Col passare degli anni l’umorismo bambini, man mano che si sviluppano le competenze linguistiche, non sarà più solo il cosiddetto umorismo fisico a farli ridere e anche le parole saranno in grado di provocare risate incontenibili: una rima astrusa, una parola strana o senza senso e il divertimento è assicurato. Non di rado, più che loro stessi, vogliono divertire noi.
Quando entrano nella cosiddetta età scolare, i bambini iniziano a sviluppare più compiutamente il loro personalissimo umorismo, spesso basato sull’esagerazione della realtà e su azioni grossolane, che gli appaiono buffe e fuori dalla normalità. Tutto ciò che è “strano” e “oltre” la norma, è in grado di farli letteralmente sbellicare, anche se a noi sembra persino un po’ imbarazzante e ridicolo più che divertente. Basta dare un’occhiata ai cartoni animati o ai libri dedicati a questa età, per capire che il massimo del divertimento arriva dalla classica botta in testa, dalla camminata particolare o dal riferimento alle funzioni corporali. Qualcuno si spinge oltre ed inizia a sviluppare un sottile sarcasmo che non mancherà di usare anche con noi.

Umorismo bambini: Come incentivarlo?

Non è davvero mai troppo presto per incentivare la nascita e lo sviluppo di un sano senso dell’umorismo nei nostri bambini e per cominciare basta giocare, lasciarsi andare a smorfie, versetti e tanti, ma tanti sorrisi ed incrementare le occasioni in cui a ridere è l’intera famiglia. Dobbiamo essere per loro un esempio, come facciamo per cose più “serie”, come la lettura, la scrittura o la buona educazione; proviamo magari a trovare un aspetto divertente in ogni cosa, anche in quelle che normalmente affronteremmo con un’arrabbiatura, come il caffè bruciato al mattino, il vaso urtato che va in mille pezzi. Anche la lettura di un libro o la visione di un film possono essere l’occasione giusta e non è necessario che si tratti di un racconto umoristico (anche se in commercio ne esistono molti, appositamente pensati per i bambini), perché basta una battuta a commento di una frase appena letta o sentita per rendere tutto un gioco.
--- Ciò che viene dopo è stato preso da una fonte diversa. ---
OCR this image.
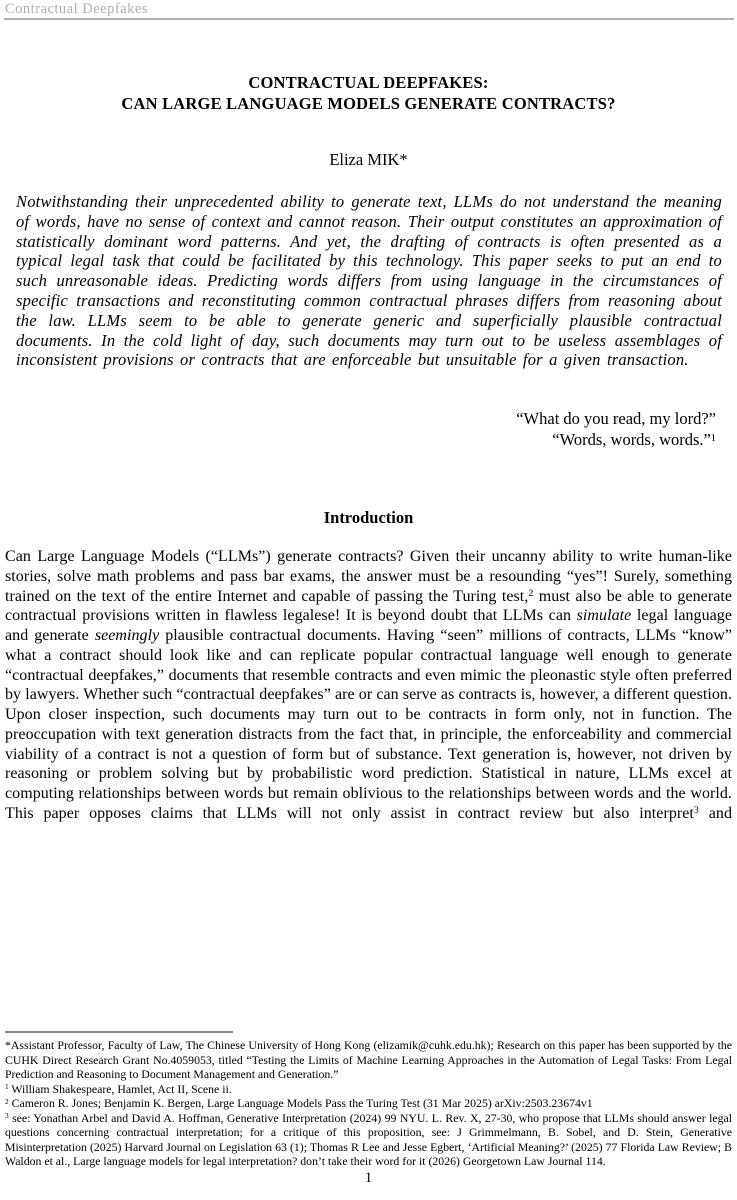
Contractual Deepfakes
CONTRACTUAL DEEPFAKES:
CAN LARGE LANGUAGE MODELS GENERATE CONTRACTS?
Eliza MIK*

Notwithstanding their unprecedented ability to generate text, LLMs do not understand the meaning of words, have no sense of context and cannot reason. Their output constitutes an approximation of statistically dominant word patterns. And yet, the drafting of contracts is often presented as a typical legal task that could be facilitated by this technology. This paper seeks to put an end to such unreasonable ideas. Predicting words differs from using language in the circumstances of specific transactions and reconstituting common contractual phrases differs from reasoning about the law. LLMs seem to be able to generate generic and superficially plausible contractual documents. In the cold light of day, such documents may turn out to be useless assemblages of inconsistent provisions or contracts that are enforceable but unsuitable for a given transaction.

“What do you read, my lord?”
“Words, words, words.”$^1$
Introduction

Can Large Language Models (“LLMs”) generate contracts? Given their uncanny ability to write human-like stories, solve math problems and pass bar exams, the answer must be a resounding “yes”! Surely, something trained on the text of the entire Internet and capable of passing the Turing test,$^2$ must also be able to generate contractual provisions written in flawless legalese! It is beyond doubt that LLMs can simulate legal language and generate seemingly plausible contractual documents. Having “seen” millions of contracts, LLMs “know” what a contract should look like and can replicate popular contractual language well enough to generate “contractual deepfakes,” documents that resemble contracts and even mimic the pleonastic style often preferred by lawyers. Whether such “contractual deepfakes” are or can serve as contracts is, however, a different question. Upon closer inspection, such documents may turn out to be contracts in form only, not in function. The preoccupation with text generation distracts from the fact that, in principle, the enforceability and commercial viability of a contract is not a question of form but of substance. Text generation is, however, not driven by reasoning or problem solving but by probabilistic word prediction. Statistical in nature, LLMs excel at computing relationships between words but remain oblivious to the relationships between words and the world. This paper opposes claims that LLMs will not only assist in contract review but also interpret$^3$ and

*Assistant Professor, Faculty of Law, The Chinese University of Hong Kong (elizamik@cuhk.edu.hk); Research on this paper has been supported by the CUHK Direct Research Grant No.4059053, titled “Testing the Limits of Machine Learning Approaches in the Automation of Legal Tasks: From Legal Prediction and Reasoning to Document Management and Generation.”

$^1$ William Shakespeare, Hamlet, Act II, Scene ii.

$^2$ Cameron R. Jones; Benjamin K. Bergen, Large Language Models Pass the Turing Test (31 Mar 2025) arXiv:2503.23674v1

$^3$ see: Yonathan Arbel and David A. Hoffman, Generative Interpretation (2024) 99 NYU. L. Rev. X, 27-30, who propose that LLMs should answer legal questions concerning contractual interpretation; for a critique of this proposition, see: J Grimmelmann, B. Sobel, and D. Stein, Generative Misinterpretation (2025) Harvard Journal on Legislation 63 (1); Thomas R Lee and Jesse Egbert, ‘Artificial Meaning?’ (2025) 77 Florida Law Review; B Waldon et al., Large language models for legal interpretation? don’t take their word for it (2026) Georgetown Law Journal 114.

1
Per far sì che si sentano liberi di esprimersi, è poi importante non intervenire troppo spesso quando sono loro a trovare il divertente delle situazioni. È vero che talvolta le loro affermazioni possono sembrarci inopportune, ridicole o addirittura fonte di imbarazzo se siamo in mezzo agli altri, ma è bene sempre considerare che sono bambini e ancora non hanno la visione del mondo di un adulto; non sanno che esistono argomenti sui quali si può scherzare liberamente, mentre altri sono considerati inadatti. Sgridarli, tacitarli con uno sguardo arrabbiato o, peggio ancora, punirli ha il solo effetto di reprimerli e, in alcuni casi, scatenare una reazione contraria a quella voluta dando il via ad una sorta di guerra a suon di battutine sconvenienti. Meglio allora adottare un approccio più soft e spiegare perché quella particolare frase, non è divertente e non doveva essere esternata; soprattutto è importante, ancora una volta, dare il buon esempio ed evitare, noi per primi, di ridere quando qualcuno (bimbo o adulto) adotta un linguaggio scurrile, fa battute di dubbio gusto o inopportune.